Not all electroceuticals involve surgery. There are FDA-approved options on the market for depression, anxiety, and insomnia that use a neurostimulating headband or hand-held device. And for the aggressive brain cancer glioblastoma, patients can wear a cap that creates electric fields to slow or stop the tumor’s growth.
WHILE BIOELECTRONIC MEDICINE presents an opportunity, it also offers significant obstacles. The next generation of bioelectronic medicine is taking shape in labs like those of Dan Freeman, an electrophysiologist at Cambridge’s Draper Labs. He spends his days working on “sub-millimeter, inductively powered neural stimulators” and “microscopic magnetic stimulation of neural tissue.” In other words, the engineering challenges of building a device small enough to be injected into the human body, pass muster with the FDA, and not require surgery every time it needs a new battery. Finding the right materials and power sources is an ongoing question, but Freeman’s team recently developed a stimulator 2½ millimeters long and with wires 0.02 millimeter in diameter — that can be powered wirelessly and deliver sufficient charge to a nerve to activate it.
Then there’s the sheer scale of the nervous system, which contains thousands of different kinds of neurons or cells across a network with trillions of connections. Ed Boyden, professor of neuroscience at the MIT Media Lab, and his collaborators are trying to understand what different cells do and how to control them. They also want to see if we can get the nervous system to control our immune system. “If you could turn the immune system on, could you attack a cancer? If you could turn it off, could you calm down an autoimmune disease?” Boyden says.
To answer these questions, Boyden and his collaborators invented a new field: optogenetics. The idea is to create light-sensitive molecules that can be inserted into neurons and, from there, tracked and controlled. “When you shine a light you can turn those nerve cells on or off,” says Boyden. “Groups in academia and industry are using the tool to discover patterns of neural activity.”

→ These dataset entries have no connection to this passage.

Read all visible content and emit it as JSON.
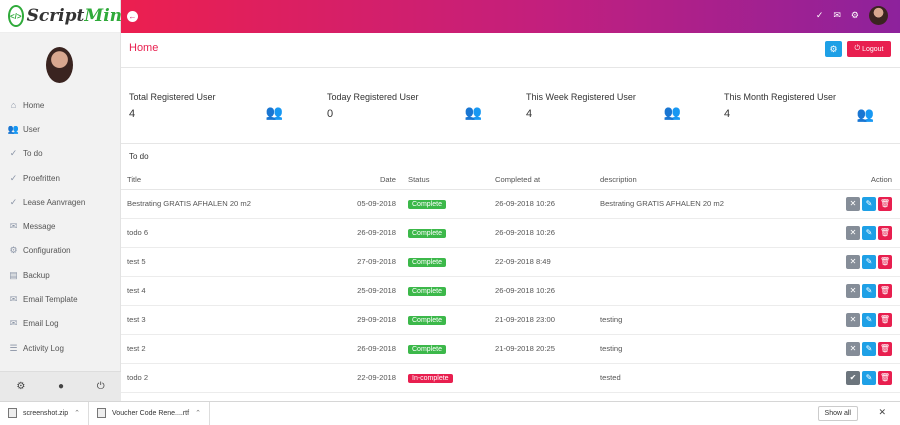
{
  "brand": {
    "part1": "Script",
    "part2": "Mint"
  },
  "header": {
    "title": "Home",
    "logout_label": "Logout"
  },
  "sidebar": {
    "items": [
      {
        "label": "Home",
        "icon": "home-icon"
      },
      {
        "label": "User",
        "icon": "users-icon"
      },
      {
        "label": "To do",
        "icon": "check-circle-icon"
      },
      {
        "label": "Proefritten",
        "icon": "check-circle-icon"
      },
      {
        "label": "Lease Aanvragen",
        "icon": "check-circle-icon"
      },
      {
        "label": "Message",
        "icon": "envelope-open-icon"
      },
      {
        "label": "Configuration",
        "icon": "gears-icon"
      },
      {
        "label": "Backup",
        "icon": "database-icon"
      },
      {
        "label": "Email Template",
        "icon": "envelope-icon"
      },
      {
        "label": "Email Log",
        "icon": "envelope-icon"
      },
      {
        "label": "Activity Log",
        "icon": "list-icon"
      }
    ]
  },
  "stats": [
    {
      "label": "Total Registered User",
      "value": "4"
    },
    {
      "label": "Today Registered User",
      "value": "0"
    },
    {
      "label": "This Week Registered User",
      "value": "4"
    },
    {
      "label": "This Month Registered User",
      "value": "4"
    }
  ],
  "todo": {
    "heading": "To do",
    "columns": {
      "title": "Title",
      "date": "Date",
      "status": "Status",
      "completed": "Completed at",
      "description": "description",
      "action": "Action"
    },
    "rows": [
      {
        "title": "Bestrating GRATIS AFHALEN 20 m2",
        "date": "05-09-2018",
        "status": "Complete",
        "completed": "26-09-2018 10:26",
        "description": "Bestrating GRATIS AFHALEN 20 m2"
      },
      {
        "title": "todo 6",
        "date": "26-09-2018",
        "status": "Complete",
        "completed": "26-09-2018 10:26",
        "description": ""
      },
      {
        "title": "test 5",
        "date": "27-09-2018",
        "status": "Complete",
        "completed": "22-09-2018 8:49",
        "description": ""
      },
      {
        "title": "test 4",
        "date": "25-09-2018",
        "status": "Complete",
        "completed": "26-09-2018 10:26",
        "description": ""
      },
      {
        "title": "test 3",
        "date": "29-09-2018",
        "status": "Complete",
        "completed": "21-09-2018 23:00",
        "description": "testing"
      },
      {
        "title": "test 2",
        "date": "26-09-2018",
        "status": "Complete",
        "completed": "21-09-2018 20:25",
        "description": "testing"
      },
      {
        "title": "todo 2",
        "date": "22-09-2018",
        "status": "In-complete",
        "completed": "",
        "description": "tested"
      }
    ]
  },
  "downloads": {
    "items": [
      {
        "name": "screenshot.zip"
      },
      {
        "name": "Voucher Code Rene....rtf"
      }
    ],
    "show_all": "Show all"
  },
  "colors": {
    "accent": "#e81f4f",
    "gradient_end": "#8d229c",
    "complete": "#3cb84a",
    "edit": "#1ea0e6"
  }
}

There are other engineering challenges, too, but bioelectronic pioneers also need to bring about a culture shift within health care. Doctors are used to thinking about biochemistry and molecules, says Dr. Ian Cook, a professor of psychiatry at UCLA and the chief medical officer at NeuroSigma, the company developing a bioelectronic treatment for ADHD. “This idea of thinking about magnetic fields and electrical signals is a bit out of the box,” he says, and it will take time for physicians to understand and become comfortable with the new treatments. For the average patient, the idea that the brain has both chemical and electrical elements is new. “People were familiar with electrocardiograms being used to monitor the heart for decades before the first pacemaker was implanted,” says Cook.
And then there’s the question of who will pay for these treatments. An electroceutical implant that treats the same chronic condition as a drug should eliminate the ongoing annual costs of the drug. It’s not yet clear, though, what upfront development costs will be for these devices, which will still have to go through the same studies and trials as drugs. Insurance companies, of course, base decisions on a cost-benefit analysis. If bioelectronic treatments offer a novel or more targeted, less expensive treatment than a drug, insurers will probably pay for it. Most insurers — even Medicare — already cover the deep brain stimulation for Parkinson’s and the NeuroPace implant for epilepsy. Newer treatments will have to prove their effectiveness. It will take years for bioelectronic medicine to reach its full potential.
This story has been updated to correct a reporting error. The diameter of a wire in an experimental stimulator developed by Dan Freeman’s team was misidentified; the correct diameter is 0.02 millimeters.